Why does he bash us?

We’ve commented more often than we would have liked to about President Obama’s constant bashing of the U.S before foreign audiences. Perhaps it’s time to consider why Obama persists in doing this. Here are four possible reasons:

First, it’s what Democrats do. Obama isn’t the first Democratic president to “blame America first.” Rather, he is following in the footsteps of Presidents Carter and Clinton. Both must somehow have thought, as Obama professes to, that our friends and adversaries would react to our self-abasement by embracing policies more to our liking. Both found out that nations and factions act as they do out of self-interest, not in reaction to American words. Obama caught a glimpse of this phenomenon in Europe last week.

But Obama has already done as much America-bashing in a little more than two months as Carter and Clinton did in their entire presidencies. Moreover, if memory serves, neither Clinton nor even Carter went hat-in-hand to our sworn enemies, as Obama has done with Iran. (Carter suggested that we had an “inordinate fear” of Communism, but I don’t think he apologized to the Soviet Union for it). Thus, there seems to be more at work here than mere adherence to past Democratic wishful thinking.

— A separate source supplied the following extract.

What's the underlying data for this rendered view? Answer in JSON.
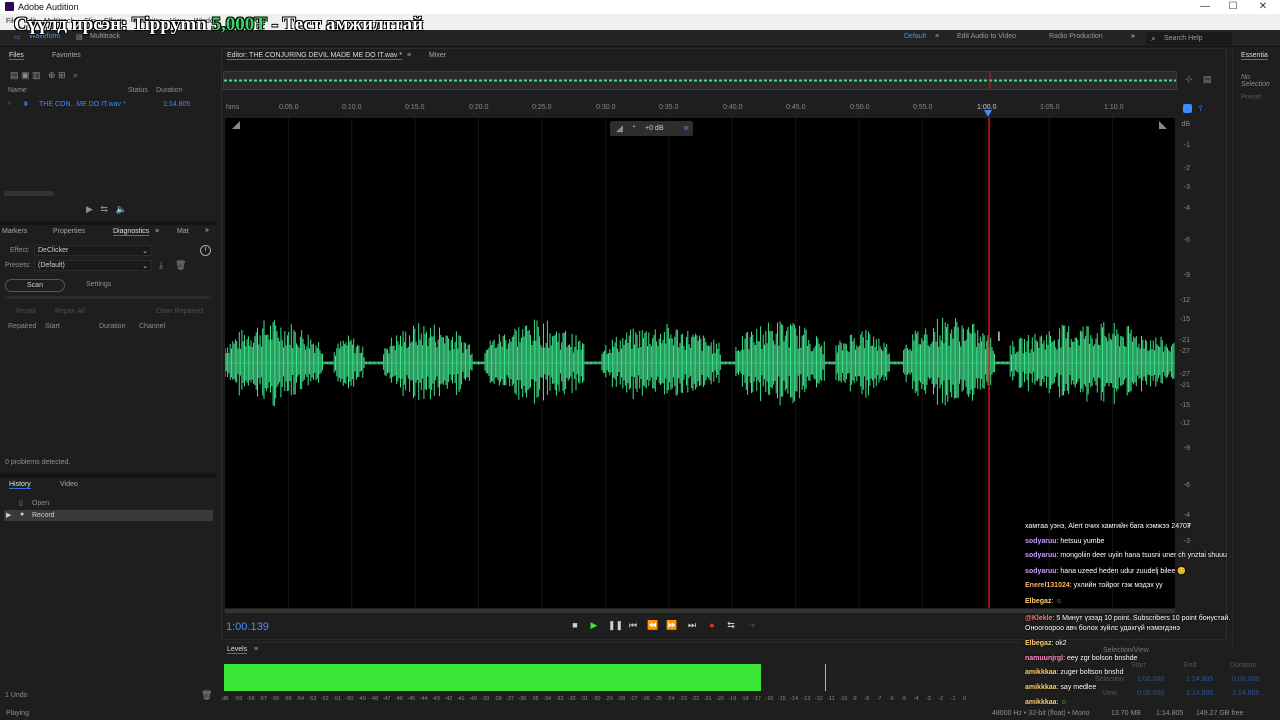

Second, Obama hopes to shift blame for any inability to obtain cooperation from foreign leaders to that familiar target, President Bush. Obama is capable of being gracious but not, apparently, when it comes to the man who bore the burdens of Obama’s current office for eight years. Through his apologies and mea culpas on behalf of the U.S., Obama suggests that our problems in the realm of diplomacy are the fault of his predecessor. This sort of blame-shifting is a convenient and time-honored ploy, although not so much in the realm of foreign policy.

But Obama’s apologies are rarely for American policy during the past eight years. Instead, at least by implication, they typically reach back for decades. This is America-bashing, not simply Bush-bashing.

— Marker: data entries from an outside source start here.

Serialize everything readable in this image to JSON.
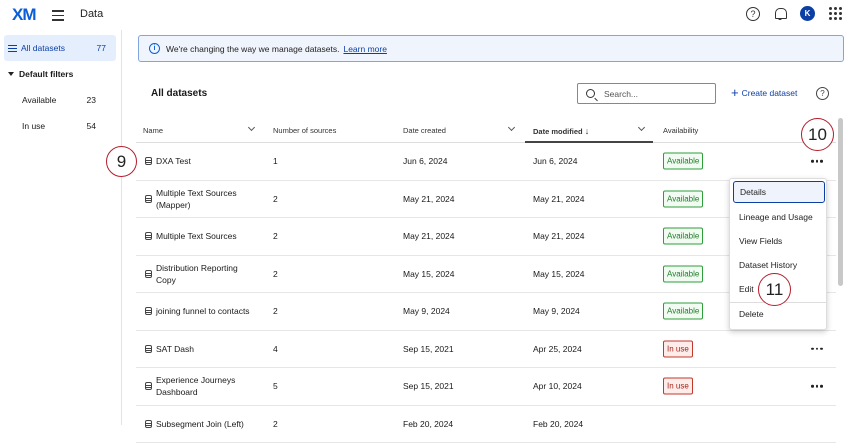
{
  "topbar": {
    "logo": "XM",
    "app_title": "Data",
    "help": "?",
    "avatar": "K"
  },
  "sidebar": {
    "all": {
      "label": "All datasets",
      "count": "77"
    },
    "group_label": "Default filters",
    "items": [
      {
        "label": "Available",
        "count": "23"
      },
      {
        "label": "In use",
        "count": "54"
      }
    ]
  },
  "banner": {
    "text": "We're changing the way we manage datasets.",
    "link": "Learn more",
    "icon": "i"
  },
  "section_title": "All datasets",
  "search": {
    "placeholder": "Search..."
  },
  "create_label": "Create dataset",
  "help_icon": "?",
  "table": {
    "headers": {
      "name": "Name",
      "sources": "Number of sources",
      "created": "Date created",
      "modified": "Date modified",
      "sort_arrow": "↓",
      "availability": "Availability"
    },
    "rows": [
      {
        "name": "DXA Test",
        "sources": "1",
        "created": "Jun 6, 2024",
        "modified": "Jun 6, 2024",
        "availability": "Available",
        "status": "available"
      },
      {
        "name": "Multiple Text Sources (Mapper)",
        "sources": "2",
        "created": "May 21, 2024",
        "modified": "May 21, 2024",
        "availability": "Available",
        "status": "available"
      },
      {
        "name": "Multiple Text Sources",
        "sources": "2",
        "created": "May 21, 2024",
        "modified": "May 21, 2024",
        "availability": "Available",
        "status": "available"
      },
      {
        "name": "Distribution Reporting Copy",
        "sources": "2",
        "created": "May 15, 2024",
        "modified": "May 15, 2024",
        "availability": "Available",
        "status": "available"
      },
      {
        "name": "joining funnel to contacts",
        "sources": "2",
        "created": "May 9, 2024",
        "modified": "May 9, 2024",
        "availability": "Available",
        "status": "available"
      },
      {
        "name": "SAT Dash",
        "sources": "4",
        "created": "Sep 15, 2021",
        "modified": "Apr 25, 2024",
        "availability": "In use",
        "status": "inuse"
      },
      {
        "name": "Experience Journeys Dashboard",
        "sources": "5",
        "created": "Sep 15, 2021",
        "modified": "Apr 10, 2024",
        "availability": "In use",
        "status": "inuse"
      },
      {
        "name": "Subsegment Join (Left)",
        "sources": "2",
        "created": "Feb 20, 2024",
        "modified": "Feb 20, 2024",
        "availability": "",
        "status": "none"
      }
    ]
  },
  "context_menu": {
    "items": [
      "Details",
      "Lineage and Usage",
      "View Fields",
      "Dataset History",
      "Edit",
      "Delete"
    ]
  },
  "callouts": {
    "step9": "9",
    "step10": "10",
    "step11": "11"
  },
  "colors": {
    "accent": "#0b3fa5",
    "available": "#2e9e3b",
    "in_use": "#c0392b",
    "callout": "#b71c2b"
  }
}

Third, maybe Obama just doesn’t like the America that existed prior to January 20 of this year, and feels compelled to say so. I think it’s clear that, indeed, Obama didn’t much like America as it was until it had the wisdom to elect him. One doesn’t attend the sermons of the America-hating Rev. Jeremiah Wright year-in and year-out if you think well of the United States. An even clearer glimpse into Obama’s real view about our country was offered when Michelle Obama declared that, until the rise of her husband, America had done nothing of which she was proud. Obama defended the statement as it applied to our politics.

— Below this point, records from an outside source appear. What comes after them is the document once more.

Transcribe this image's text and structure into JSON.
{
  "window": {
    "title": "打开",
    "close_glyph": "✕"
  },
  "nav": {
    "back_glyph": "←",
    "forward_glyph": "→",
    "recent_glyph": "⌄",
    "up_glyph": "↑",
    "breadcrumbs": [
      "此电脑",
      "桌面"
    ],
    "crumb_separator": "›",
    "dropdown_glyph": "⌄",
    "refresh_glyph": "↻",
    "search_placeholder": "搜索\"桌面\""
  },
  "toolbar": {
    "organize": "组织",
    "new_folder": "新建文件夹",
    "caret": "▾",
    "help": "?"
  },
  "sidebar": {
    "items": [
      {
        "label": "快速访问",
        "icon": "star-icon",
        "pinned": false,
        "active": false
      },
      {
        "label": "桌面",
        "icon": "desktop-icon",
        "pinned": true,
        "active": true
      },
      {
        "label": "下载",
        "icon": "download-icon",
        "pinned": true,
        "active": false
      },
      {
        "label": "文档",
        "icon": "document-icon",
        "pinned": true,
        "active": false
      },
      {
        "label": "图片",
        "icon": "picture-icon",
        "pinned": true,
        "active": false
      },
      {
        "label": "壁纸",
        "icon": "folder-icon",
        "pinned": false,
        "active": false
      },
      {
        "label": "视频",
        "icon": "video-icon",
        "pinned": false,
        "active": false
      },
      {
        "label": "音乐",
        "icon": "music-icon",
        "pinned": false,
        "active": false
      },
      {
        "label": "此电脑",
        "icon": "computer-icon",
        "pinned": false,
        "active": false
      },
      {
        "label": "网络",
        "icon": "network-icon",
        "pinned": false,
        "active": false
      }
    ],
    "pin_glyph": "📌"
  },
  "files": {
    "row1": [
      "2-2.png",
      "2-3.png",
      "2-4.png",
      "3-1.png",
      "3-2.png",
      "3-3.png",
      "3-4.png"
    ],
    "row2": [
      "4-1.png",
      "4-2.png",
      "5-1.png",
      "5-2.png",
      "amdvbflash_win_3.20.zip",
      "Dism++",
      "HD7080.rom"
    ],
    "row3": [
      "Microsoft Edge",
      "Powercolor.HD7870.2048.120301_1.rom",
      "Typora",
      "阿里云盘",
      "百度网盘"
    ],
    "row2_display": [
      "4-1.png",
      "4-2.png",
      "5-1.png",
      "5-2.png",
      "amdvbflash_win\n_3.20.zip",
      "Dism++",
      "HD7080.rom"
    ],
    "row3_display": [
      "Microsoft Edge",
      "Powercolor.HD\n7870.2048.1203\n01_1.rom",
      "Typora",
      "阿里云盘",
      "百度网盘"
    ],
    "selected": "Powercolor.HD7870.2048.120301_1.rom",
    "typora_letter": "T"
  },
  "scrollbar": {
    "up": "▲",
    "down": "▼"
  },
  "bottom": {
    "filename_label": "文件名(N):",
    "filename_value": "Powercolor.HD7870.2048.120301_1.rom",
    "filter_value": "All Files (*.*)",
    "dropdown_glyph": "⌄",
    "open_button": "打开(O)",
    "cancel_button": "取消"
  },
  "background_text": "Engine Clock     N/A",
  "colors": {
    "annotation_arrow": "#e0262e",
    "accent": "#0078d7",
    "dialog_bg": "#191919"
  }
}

It’s less clear, however, that Obama feels compelled as a matter of principle to express his dislike of America. Obama didn’t do so very much during the presidential campaign, and he remains a political animal. There’s little reason to suppose that he’s revealing these feelings now because he needs “to speak truth to his [his own] power.” Obama’s dislike of America may be a necessary condition for the way he’s acting, but I don’t think it’s a sufficient one.

Fourth, Obama’s American bashing is the product of his ego. Scott suggested as much yesterday when he described Obama as “bestriding the Western world in the guise of a philosopher king.” By distancing himself from America’s foreign policy, he presents himself as something greater than a mere American president attempting to project American power and American ideas. Any president can do that. So grand is this American president that he will project his own special synthesis of world ideas, at least rhetorically. In doing so, not coincidentally, he will impress elites at home and abroad, and enhance his personal popularity, if not that of the country. His intellect will be admired and he will become a beloved figure throughout the world.

These explanations are not mutually exclusive, of course, and Obama’s America bashing may be over-determined. However, explaining the gusto and persistence with which Obama bashes America may require resorting to my fourth explanation.